Well, just change the address in my mmap() patch to 0x00110000, and VM86
should work fine (at least dosemu does for me, including the DPMI support).

> program must be available (either commertial or pref. ftp able) (i.e. it
> cannot be something designed for the sole reason of dying with this patch.
> Furthermore the program cannot be 86 specifit (a person with the source
> could compile it on an alpha or other linux running platform without
> modification).

Well, there's a problem with the way Doom allocates its framebuffer, it will
disappear when I release the mmap() patch though, since Doom is a.out anyway.

And there's always the new binary header flag -- if something doesn't work
with the patch, just set the flag. :)

> Note, this offer expires one month from this date or if these patches are
> included as a kernel option.

Why didn't anyone say anything on the ring 2 and LDT problem I mentioned a
while back? I really do not like the patch the way it is, using ring 2 for
user code. It is not the right way for doing such a thing. And a bad thing
about the other solution, moving the descriptors to LDT, is that existing
versions of dosemu and Wine would be broken (very simple patches for them
would solve the problem though), and that it might be not that easy to do
as it seems at first... Any thoughts on this real problem (compared to the
ones being discussed on the subject) are welcome.

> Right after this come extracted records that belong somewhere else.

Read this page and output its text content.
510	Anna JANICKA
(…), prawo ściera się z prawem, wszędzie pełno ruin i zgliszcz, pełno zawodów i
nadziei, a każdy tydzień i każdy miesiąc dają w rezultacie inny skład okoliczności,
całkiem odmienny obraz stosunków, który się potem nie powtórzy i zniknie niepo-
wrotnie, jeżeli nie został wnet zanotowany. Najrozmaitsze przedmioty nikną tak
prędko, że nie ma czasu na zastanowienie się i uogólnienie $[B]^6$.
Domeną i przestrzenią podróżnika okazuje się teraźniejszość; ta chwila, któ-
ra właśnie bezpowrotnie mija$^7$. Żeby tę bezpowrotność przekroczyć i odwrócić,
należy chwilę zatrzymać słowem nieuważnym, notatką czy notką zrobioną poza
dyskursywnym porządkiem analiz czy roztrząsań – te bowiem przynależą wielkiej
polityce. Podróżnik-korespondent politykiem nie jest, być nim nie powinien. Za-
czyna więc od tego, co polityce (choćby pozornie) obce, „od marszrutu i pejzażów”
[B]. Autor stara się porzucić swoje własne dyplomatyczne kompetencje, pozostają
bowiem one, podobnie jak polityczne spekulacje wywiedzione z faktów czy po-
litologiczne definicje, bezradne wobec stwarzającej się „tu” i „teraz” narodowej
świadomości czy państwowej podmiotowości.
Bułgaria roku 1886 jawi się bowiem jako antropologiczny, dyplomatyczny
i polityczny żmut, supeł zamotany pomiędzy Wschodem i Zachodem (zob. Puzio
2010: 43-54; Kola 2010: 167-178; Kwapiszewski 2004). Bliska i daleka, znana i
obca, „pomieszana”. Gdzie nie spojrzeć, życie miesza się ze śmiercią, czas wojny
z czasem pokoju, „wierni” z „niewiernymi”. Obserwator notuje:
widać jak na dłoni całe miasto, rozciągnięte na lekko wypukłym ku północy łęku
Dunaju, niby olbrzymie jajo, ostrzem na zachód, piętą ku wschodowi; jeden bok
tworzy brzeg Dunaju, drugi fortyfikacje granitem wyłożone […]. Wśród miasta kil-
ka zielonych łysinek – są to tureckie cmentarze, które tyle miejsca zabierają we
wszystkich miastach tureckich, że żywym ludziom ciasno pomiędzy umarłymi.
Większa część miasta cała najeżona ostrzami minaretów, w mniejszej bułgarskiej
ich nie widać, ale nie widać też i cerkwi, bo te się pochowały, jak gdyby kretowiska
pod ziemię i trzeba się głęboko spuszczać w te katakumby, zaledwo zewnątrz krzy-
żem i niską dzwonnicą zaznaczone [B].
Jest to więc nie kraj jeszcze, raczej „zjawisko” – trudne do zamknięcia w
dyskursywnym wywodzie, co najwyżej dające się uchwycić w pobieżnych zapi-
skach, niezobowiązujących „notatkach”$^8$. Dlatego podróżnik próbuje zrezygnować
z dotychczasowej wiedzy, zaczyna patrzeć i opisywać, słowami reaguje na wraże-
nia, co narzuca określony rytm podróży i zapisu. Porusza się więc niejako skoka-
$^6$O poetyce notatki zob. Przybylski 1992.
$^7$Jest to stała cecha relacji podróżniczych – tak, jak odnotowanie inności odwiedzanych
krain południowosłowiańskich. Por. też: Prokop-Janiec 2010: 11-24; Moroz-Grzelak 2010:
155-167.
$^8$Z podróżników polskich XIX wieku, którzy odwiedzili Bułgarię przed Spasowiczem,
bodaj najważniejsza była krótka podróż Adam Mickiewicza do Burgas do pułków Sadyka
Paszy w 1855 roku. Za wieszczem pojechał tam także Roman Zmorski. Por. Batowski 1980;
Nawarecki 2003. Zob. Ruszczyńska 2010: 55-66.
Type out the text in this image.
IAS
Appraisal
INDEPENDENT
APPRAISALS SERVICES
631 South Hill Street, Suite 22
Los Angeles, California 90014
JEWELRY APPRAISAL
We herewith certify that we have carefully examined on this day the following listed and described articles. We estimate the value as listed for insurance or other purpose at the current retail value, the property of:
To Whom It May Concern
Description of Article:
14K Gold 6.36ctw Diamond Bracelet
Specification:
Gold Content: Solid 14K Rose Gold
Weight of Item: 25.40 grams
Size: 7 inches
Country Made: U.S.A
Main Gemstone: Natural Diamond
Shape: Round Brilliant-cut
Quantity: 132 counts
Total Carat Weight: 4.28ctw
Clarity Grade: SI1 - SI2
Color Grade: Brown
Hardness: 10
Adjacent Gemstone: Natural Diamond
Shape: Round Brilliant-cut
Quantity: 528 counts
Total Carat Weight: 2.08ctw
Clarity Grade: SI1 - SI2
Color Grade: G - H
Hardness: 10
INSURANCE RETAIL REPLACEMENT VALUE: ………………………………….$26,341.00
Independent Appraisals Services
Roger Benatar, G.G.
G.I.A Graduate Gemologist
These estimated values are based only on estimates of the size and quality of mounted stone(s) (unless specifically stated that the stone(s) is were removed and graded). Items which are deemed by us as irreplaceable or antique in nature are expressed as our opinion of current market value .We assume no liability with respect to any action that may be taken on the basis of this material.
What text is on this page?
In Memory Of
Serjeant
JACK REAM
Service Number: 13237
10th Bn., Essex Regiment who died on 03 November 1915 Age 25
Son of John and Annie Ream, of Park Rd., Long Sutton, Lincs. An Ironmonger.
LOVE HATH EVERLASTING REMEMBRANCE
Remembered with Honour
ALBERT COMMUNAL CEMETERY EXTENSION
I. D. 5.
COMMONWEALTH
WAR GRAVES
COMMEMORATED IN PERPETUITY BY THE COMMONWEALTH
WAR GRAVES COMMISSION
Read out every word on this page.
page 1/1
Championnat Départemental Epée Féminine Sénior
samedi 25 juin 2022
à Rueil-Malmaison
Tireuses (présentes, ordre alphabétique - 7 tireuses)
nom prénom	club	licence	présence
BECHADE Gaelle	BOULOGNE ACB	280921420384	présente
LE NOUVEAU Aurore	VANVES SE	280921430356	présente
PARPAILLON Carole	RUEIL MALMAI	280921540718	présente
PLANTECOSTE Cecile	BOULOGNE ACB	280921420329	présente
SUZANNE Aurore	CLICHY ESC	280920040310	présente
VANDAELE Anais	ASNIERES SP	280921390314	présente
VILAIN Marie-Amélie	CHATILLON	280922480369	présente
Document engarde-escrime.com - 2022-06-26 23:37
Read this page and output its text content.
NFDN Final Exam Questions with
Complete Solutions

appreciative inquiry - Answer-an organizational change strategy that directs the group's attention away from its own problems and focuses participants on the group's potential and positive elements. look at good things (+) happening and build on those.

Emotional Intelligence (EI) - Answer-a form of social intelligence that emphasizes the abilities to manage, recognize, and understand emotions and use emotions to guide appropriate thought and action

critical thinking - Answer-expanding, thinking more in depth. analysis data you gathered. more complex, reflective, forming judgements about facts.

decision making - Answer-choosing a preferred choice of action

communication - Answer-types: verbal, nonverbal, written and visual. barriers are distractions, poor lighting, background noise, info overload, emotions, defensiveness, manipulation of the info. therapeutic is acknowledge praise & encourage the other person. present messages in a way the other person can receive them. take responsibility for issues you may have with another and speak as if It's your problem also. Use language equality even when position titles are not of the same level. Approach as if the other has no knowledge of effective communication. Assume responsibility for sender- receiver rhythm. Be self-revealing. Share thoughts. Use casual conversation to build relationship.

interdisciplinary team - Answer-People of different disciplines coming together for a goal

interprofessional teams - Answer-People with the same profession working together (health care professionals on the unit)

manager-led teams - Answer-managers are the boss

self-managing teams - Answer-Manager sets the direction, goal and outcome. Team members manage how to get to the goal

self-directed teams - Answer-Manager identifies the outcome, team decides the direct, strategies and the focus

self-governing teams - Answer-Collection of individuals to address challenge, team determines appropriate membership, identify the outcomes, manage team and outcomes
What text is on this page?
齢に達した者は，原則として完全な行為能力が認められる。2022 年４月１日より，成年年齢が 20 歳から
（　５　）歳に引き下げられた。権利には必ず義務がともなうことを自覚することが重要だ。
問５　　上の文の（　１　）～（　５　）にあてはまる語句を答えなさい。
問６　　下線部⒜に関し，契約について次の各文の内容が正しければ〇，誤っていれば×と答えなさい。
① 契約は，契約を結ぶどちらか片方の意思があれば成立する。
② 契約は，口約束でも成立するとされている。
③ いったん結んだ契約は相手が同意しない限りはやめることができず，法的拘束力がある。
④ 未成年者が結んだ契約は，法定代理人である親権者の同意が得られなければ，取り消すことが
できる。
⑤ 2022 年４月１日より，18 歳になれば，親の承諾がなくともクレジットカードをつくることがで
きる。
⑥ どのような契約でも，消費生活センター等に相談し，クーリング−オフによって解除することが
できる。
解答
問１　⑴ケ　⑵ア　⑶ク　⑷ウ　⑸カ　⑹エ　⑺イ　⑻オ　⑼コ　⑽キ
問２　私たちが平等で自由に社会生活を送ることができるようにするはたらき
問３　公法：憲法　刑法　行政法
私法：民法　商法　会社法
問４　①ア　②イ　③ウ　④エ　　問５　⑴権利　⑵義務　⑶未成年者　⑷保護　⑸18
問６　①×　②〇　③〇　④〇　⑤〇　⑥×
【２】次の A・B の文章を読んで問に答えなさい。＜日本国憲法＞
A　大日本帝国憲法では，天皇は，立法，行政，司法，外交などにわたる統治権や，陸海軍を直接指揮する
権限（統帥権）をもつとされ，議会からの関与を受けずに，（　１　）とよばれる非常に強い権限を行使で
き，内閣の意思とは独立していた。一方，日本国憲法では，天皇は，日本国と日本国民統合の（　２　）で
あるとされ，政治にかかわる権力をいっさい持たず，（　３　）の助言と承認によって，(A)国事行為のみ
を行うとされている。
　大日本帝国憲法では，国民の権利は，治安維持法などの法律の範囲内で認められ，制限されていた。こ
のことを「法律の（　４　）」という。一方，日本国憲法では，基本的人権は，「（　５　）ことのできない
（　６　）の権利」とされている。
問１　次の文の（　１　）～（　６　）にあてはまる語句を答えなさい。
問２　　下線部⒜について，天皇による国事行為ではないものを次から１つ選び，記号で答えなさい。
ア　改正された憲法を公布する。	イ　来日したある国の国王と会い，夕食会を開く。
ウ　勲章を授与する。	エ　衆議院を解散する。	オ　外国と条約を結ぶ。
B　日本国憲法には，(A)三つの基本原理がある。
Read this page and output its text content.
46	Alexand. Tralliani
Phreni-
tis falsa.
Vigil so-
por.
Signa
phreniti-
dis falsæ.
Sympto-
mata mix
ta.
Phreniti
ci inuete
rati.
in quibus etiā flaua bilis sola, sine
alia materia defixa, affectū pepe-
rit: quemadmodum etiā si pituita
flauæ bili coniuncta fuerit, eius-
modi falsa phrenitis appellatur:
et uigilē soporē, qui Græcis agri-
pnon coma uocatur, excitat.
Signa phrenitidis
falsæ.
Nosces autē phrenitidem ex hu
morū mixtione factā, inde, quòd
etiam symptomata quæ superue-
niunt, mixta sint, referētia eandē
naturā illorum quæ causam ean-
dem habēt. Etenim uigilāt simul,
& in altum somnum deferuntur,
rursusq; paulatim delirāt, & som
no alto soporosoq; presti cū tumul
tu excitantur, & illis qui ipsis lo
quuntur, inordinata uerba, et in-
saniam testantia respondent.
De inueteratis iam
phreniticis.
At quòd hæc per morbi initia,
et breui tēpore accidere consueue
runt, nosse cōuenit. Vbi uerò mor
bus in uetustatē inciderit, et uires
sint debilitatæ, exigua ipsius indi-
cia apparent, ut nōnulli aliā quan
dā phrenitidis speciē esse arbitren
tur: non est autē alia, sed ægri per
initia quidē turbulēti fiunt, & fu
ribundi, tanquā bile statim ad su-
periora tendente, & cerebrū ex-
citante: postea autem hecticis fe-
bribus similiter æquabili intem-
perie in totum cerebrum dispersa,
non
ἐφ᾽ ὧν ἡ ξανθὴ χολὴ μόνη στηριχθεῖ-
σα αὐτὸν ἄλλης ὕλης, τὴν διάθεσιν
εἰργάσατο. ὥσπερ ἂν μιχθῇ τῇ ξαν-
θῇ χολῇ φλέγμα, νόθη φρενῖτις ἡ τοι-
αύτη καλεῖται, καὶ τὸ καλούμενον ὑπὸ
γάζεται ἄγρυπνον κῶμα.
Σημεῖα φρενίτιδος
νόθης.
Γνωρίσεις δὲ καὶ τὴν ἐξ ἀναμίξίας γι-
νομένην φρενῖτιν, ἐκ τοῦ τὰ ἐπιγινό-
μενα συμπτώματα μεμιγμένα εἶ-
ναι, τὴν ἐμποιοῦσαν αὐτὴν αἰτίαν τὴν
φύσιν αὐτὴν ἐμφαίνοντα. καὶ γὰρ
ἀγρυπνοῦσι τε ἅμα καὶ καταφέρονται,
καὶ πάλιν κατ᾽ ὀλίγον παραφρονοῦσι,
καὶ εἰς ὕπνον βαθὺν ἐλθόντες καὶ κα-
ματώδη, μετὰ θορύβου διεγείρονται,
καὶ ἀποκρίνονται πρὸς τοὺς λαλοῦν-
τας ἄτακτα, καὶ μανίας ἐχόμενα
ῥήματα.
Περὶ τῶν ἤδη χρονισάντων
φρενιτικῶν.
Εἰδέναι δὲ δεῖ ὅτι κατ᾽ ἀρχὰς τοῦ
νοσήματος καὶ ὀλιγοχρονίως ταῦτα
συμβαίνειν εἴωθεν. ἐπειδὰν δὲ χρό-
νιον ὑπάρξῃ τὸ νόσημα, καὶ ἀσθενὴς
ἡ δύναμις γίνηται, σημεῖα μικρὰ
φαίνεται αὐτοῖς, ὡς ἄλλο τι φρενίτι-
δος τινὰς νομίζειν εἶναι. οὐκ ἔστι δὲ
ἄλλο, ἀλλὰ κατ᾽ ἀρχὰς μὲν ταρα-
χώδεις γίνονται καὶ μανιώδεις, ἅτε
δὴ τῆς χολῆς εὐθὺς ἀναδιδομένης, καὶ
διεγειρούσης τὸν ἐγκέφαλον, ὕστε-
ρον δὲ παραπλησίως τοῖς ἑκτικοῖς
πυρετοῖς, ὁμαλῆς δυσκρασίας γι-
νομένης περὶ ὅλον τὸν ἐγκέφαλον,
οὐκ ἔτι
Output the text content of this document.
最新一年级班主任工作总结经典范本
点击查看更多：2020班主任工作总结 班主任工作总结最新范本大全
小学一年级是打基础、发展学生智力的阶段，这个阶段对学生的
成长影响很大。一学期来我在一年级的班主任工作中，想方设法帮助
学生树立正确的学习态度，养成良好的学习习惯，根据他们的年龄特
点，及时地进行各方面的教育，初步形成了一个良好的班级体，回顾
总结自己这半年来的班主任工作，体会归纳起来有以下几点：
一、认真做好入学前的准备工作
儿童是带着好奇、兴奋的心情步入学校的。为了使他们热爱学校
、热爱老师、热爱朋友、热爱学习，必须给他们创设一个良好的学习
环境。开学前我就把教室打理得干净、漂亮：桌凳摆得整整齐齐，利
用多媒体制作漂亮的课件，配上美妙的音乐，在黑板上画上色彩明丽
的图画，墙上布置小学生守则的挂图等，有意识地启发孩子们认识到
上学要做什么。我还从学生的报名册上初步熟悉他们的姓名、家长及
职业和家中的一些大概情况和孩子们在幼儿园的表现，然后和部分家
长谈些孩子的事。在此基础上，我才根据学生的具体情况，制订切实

Actually, I'll most likely leave the patch the way it is if it's not going
to the mainstream kernel (it works fine for me, and using LDT would break
dosemu and Wine, which wouldn't get fixed if the patch doesn't spread wide).

It's like this: if there's a chance of the patch getting into the mainstream
kernel, tell me (and the Ring 2 vs. LDT choice), and I'll clean it up a bit.

If not, no problem, I don't insist.

> Anyone finding a kernel level solution to fixing VM86 stuff while still
> keeping the second patch's funcionatlity will win the applause of the

No real problem there, already done.